The Guidelines also contain a general recommendation for companies to conduct due diligence in order to identify and address adverse impacts in all these areas.

Due diligence is understood as a process that, as an integral part of business decision-making and risk management, enables companies to identify, prevent, and mitigate the real and potential adverse impacts of their activities and clarify how they approach addressing this issue. Due diligence can be included in broader risk management systems within companies, provided it is not limited to identifying and managing material risks to the company itself, but also encompasses risks of adverse impacts in areas covered by the Guidelines.

Implementing due diligence can help companies avoid the risk of such adverse impacts. The nature and scope of due diligence, such as the specific steps to be taken, depend on the specific situation and are influenced by factors such as the company’s business context and specific recommendations from the Guidelines, and should be proportional to the size of the company, its connection with the adverse impact, and the seriousness of the adverse impact.

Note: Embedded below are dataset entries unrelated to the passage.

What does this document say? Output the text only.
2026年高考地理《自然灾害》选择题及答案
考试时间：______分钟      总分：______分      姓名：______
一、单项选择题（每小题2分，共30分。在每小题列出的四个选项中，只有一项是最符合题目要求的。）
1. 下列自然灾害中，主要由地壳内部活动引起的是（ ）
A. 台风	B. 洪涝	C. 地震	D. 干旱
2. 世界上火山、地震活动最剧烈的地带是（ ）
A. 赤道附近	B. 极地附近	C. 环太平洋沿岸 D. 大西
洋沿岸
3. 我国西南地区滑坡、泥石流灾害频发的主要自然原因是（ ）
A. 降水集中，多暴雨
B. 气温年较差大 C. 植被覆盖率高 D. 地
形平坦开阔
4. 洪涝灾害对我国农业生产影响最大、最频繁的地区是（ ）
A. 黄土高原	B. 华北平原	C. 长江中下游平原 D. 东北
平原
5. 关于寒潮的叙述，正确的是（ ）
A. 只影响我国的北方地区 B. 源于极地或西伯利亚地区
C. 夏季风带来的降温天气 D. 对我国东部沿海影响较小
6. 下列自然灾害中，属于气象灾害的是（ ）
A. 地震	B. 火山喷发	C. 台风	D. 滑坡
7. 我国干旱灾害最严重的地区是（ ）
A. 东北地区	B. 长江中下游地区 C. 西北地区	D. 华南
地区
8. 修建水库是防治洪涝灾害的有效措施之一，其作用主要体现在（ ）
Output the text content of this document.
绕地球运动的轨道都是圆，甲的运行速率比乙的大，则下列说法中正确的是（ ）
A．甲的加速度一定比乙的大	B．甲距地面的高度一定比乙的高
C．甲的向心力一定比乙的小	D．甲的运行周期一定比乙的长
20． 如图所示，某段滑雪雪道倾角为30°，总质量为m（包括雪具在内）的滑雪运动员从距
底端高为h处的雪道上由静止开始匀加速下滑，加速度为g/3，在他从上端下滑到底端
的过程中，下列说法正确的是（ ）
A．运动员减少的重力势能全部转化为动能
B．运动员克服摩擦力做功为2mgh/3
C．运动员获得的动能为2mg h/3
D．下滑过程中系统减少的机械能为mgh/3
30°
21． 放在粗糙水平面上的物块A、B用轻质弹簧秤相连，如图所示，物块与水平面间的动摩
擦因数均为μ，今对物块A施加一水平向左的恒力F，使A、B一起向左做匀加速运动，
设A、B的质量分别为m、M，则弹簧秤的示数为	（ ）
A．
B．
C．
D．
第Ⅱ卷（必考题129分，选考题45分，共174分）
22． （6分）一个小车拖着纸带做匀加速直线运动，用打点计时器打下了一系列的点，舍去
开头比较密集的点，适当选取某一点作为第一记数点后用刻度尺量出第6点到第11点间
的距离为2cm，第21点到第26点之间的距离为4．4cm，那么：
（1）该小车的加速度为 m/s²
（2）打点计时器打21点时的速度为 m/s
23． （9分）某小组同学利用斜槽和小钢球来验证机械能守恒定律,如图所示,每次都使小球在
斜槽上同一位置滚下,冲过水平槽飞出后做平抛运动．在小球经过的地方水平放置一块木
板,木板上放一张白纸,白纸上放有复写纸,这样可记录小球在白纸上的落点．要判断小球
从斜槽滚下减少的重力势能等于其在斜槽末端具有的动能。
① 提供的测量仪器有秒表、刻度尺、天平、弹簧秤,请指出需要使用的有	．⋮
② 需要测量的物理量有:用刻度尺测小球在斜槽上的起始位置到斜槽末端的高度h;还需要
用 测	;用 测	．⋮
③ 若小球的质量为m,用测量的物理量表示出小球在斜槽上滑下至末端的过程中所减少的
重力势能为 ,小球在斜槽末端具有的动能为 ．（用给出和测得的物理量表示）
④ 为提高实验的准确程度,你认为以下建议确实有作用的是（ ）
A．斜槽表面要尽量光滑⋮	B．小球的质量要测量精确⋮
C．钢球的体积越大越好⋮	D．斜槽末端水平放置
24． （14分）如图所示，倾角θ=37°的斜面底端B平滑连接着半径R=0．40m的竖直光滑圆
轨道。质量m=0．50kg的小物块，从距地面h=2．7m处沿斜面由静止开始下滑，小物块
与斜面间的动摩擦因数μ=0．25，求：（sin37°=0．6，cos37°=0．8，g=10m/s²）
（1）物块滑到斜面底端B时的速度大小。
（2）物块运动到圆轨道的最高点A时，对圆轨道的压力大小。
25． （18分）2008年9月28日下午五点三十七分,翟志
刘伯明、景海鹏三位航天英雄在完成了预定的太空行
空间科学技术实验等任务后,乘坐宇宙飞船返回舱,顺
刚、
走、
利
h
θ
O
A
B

The Guidelines apply to adverse effects caused by the companies themselves or to which they have contributed, or which are directly linked to their business, products, or services through business relationships. If a company causes or may cause an adverse effect, it should take necessary steps to stop or prevent such an effect. If a company contributes or may contribute to an adverse effect, it should take necessary steps to stop or prevent such a contribution and use its influence to mitigate any remaining effects to the greatest extent possible. It is considered that influence exists if a company has the ability to influence a change in the harmful practice of the entity responsible for the harm.

Specific Instances

The Guidelines also foresee a mechanism for initiating specific instances related to alleged non-compliance with the Guidelines. According to this mechanism, countries that have joined the Guidelines are required to establish a national contact point for responsible business conduct (NCP) that acts as an extrajudicial mechanism for complaints.

More than 650 specific instances have been initiated since 2000. Most of them were launched by non-governmental organizations, individuals, and trade unions, with human rights and due diligence, workers’ rights, environment, and disclosure of information being the dominant themes. The proceedings have concerned the business operations of entrepreneurs in over 105 countries and territories, and in various sectors, particularly in manufacturing, extractive, and financial sectors.